Managers who have strong internal policies and procedures in place are more likely to catch and keep the attention of investors. And as Rosenthal comments, one of the consequences of this is that Anchin continues to attract smaller managers who understand the benefits of hiring good service professionals.
“Most of these guys know how to trade but that’s really it. They’ve never dealt with compliance, with employees and a lot have never even dealt with investors. We are good partners for start-ups. We help them understand all the processes they need to undertake and ultimately decide whether they want to still go ahead and launch a hedge fund. It’s a matter of us making sure they are well informed.
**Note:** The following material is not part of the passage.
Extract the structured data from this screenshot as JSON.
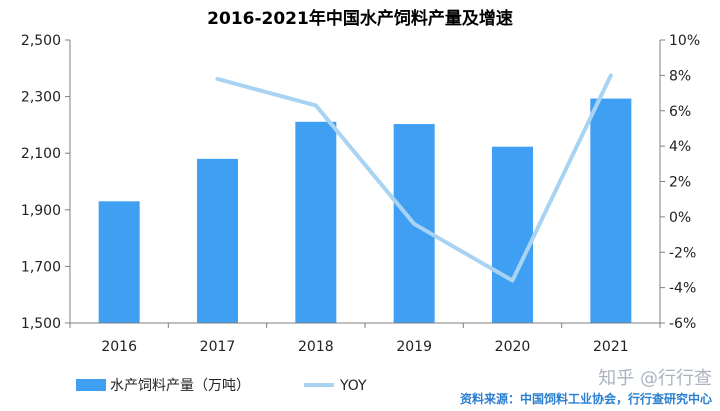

“We may say to a potential start-up manager that now may not be the optimal time to launch. That it may be better for them to trade on their own, develop a track record and then think about establishing a fund. The compliance burden becomes even more onerous once they have to register with the SEC. They need to be prepared for that,” says Rosenthal.
Under the gaze of global regulators it is vital that managers establish a clear audit trail and document completely the way their hedge fund operates. If the SEC or FCA were to come knocking on their door, managers have to be able to evidence why certain questions were answered in a certain way in their regulatory filings.
“It really is so important to document everything. What are your policies and procedures? How are they documented? If you are trading illiquid securities how exactly are they being valued? Is it a consistent process? Are you complying with custody rules?
“Such things tend to be overlooked by new managers. If they launch with USD1bn they can create an optimal infrastructure. They have nothing to worry about. But if a manager is launching with USD100m they don’t have that luxury,” says Rosenthal.
Satisfaction at Anchin comes from helping fund managers get the best out of their business and succeed over the long-term.
Anchin have now won the Hedgeweek award for the fourth year in succession. Comments Rosenthal: “We appreciate the recognition from our clients and friends in the industry. Our commitment and dedication truly pays off.”